Joan Merry and Don Lyons left last Friday to spend several weeks in Africa. They hope to see okapis (a frequent crossword puzzle word; my Oxford English Dictionary defines it as “a large browsing animal of the giraffe family that lives in the rainforests of the Democratic Republic of Congo, having a dark coat with stripes on the hindquarters and upper legs”) the Kalahari Desert, and the Okrango Delta in Botswana. Then they will return to their “favorite haunt,” as Joni calls Zimbabwe, to purchase new sculptures for their Gossamer Gallery. While they are away, friend and gallery artist Gordon Melbye is staying at their house with their cat, Winslow.

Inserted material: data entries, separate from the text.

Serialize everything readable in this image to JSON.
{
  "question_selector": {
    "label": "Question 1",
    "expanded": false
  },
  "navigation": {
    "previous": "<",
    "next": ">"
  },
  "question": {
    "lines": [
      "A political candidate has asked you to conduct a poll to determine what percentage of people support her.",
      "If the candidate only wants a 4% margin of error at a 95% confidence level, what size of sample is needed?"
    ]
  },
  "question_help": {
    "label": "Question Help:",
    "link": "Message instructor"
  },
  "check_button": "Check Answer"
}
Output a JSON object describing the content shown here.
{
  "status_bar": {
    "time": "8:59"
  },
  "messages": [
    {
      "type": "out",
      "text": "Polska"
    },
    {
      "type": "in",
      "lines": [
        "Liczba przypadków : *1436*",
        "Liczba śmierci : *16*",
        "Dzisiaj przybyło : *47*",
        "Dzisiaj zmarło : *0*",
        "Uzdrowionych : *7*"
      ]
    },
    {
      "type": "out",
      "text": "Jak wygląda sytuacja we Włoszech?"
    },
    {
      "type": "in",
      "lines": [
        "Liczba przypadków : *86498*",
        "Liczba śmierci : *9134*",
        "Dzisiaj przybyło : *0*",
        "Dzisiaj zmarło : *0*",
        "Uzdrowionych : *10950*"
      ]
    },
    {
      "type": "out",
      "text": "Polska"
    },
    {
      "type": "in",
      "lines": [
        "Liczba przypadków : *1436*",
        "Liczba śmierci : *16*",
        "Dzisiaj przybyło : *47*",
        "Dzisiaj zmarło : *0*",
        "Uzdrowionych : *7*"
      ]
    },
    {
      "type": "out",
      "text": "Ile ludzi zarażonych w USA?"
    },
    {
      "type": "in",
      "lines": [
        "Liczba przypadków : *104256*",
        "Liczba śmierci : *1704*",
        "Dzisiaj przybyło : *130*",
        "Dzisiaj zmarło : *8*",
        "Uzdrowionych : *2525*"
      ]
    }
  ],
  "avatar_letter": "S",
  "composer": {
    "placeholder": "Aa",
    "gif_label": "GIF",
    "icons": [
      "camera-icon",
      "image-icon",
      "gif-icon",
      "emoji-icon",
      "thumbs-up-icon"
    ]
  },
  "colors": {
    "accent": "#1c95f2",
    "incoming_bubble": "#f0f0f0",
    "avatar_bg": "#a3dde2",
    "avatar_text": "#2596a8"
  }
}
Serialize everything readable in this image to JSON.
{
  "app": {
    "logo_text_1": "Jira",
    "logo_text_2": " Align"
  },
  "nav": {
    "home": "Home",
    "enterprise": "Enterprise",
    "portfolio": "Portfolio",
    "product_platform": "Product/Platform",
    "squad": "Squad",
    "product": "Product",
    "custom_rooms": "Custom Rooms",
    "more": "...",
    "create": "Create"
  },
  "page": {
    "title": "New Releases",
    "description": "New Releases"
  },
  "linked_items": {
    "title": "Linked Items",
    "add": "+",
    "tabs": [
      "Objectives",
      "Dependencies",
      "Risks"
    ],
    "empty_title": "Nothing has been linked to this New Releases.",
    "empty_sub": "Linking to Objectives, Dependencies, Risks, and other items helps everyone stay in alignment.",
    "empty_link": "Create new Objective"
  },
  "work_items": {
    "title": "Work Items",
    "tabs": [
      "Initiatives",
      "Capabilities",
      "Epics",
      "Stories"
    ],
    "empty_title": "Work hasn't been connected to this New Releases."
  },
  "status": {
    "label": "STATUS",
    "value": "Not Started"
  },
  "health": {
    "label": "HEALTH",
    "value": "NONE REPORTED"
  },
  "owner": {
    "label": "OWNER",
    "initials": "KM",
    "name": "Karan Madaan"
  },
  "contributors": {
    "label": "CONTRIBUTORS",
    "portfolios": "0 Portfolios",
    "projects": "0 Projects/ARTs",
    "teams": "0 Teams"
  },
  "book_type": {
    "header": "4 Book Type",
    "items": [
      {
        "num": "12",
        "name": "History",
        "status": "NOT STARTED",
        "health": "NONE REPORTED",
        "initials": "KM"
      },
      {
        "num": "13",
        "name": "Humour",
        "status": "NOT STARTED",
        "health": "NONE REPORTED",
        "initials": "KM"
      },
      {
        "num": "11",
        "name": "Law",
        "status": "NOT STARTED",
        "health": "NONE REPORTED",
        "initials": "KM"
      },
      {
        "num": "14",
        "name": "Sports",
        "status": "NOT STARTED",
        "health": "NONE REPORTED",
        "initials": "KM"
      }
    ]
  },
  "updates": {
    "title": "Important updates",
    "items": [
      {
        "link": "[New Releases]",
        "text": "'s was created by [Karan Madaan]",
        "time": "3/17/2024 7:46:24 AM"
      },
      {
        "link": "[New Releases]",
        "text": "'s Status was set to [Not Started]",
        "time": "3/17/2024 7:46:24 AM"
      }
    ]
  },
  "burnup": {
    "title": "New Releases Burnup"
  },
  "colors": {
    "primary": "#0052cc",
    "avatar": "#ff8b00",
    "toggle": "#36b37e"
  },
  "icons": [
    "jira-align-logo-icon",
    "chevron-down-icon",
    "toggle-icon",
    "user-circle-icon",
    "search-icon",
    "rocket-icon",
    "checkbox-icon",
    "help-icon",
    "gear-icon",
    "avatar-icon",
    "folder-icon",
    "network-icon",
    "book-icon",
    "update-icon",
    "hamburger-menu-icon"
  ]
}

West Tisbury School principal and member of the Marine Corps Reserves, Michael Halt, is once again heading to Afghanistan. He was given a going-away breakfast at the school, an opportunity for students and staff to wish him well. He expects to be overseas approximately 13 months. We all hope for his safe return.
My friend Betty Haynes was arm-deep in a pot of mussels yesterday afternoon when Mike and I stopped by on our way home from a beach walk with our dogs. Bill and their visiting nephew, Brian Lewis, had gone up to Menemsha earlier in the afternoon to gather mussels for an impromptu family dinner for 14, soon to be happening. Wayne Iacono was bringing lobsters to add to the menu. The celebration was in honor of Brian, newly promoted to Ensign Air Bos’n. He is currently taking officer’s training in Newport, R.I., before moving to San Diego, Calif. There he will be in charge of firefighting, salvage, and recovery operations on the USS Nimitz. Brian explained this all to me while Bill and Betty were counting available chairs, so I hope I got all the information written down correctly. Betty was laughing at the size of the scrap of paper I was trying to write on.
Joanne Scott will be the guest speaker at the West Tisbury Library’s Health and Wellness Series talk about “Chakras: what they are, how they work, and what they do?” She will include information about self-healing, as well. The program is this Saturday, Jan. 23, at 4 pm. All are welcome to attend this free event.
State Road Restaurant is closing this weekend for repairs, rest, and recreation. I am already having limpopo withdrawal just knowing it’s coming. One of my favorite ways to spend an hour of a morning is to sit in one of their sunny windows drinking coffee, eating a warm limpopo, reading the New York Times, and seeing who walks in. It feels kind of cosmopolitan, like I imagine the streets of Paris, or my favorite haunt from my NYC art school days, O’Neal’s, a cafe across from Lincoln Center in the 1960s that had tables arranged in similarly sunny windows, ideal for coffee drinking and people-watching. Anyway, I was assured by State Road staff that limpopos freeze beautifully and can be gently warmed to approximate their previous selves. I guess that will have to do for the next few weeks as far as eating them goes. My other preoccupation, painting limpopos and other bakery items arranged on footed cake stands, or on tables as part of still life set-ups, will continue unaffected. I learned from earlier paintings that they can look quite the same for some while, awaiting the perfect brushstroke.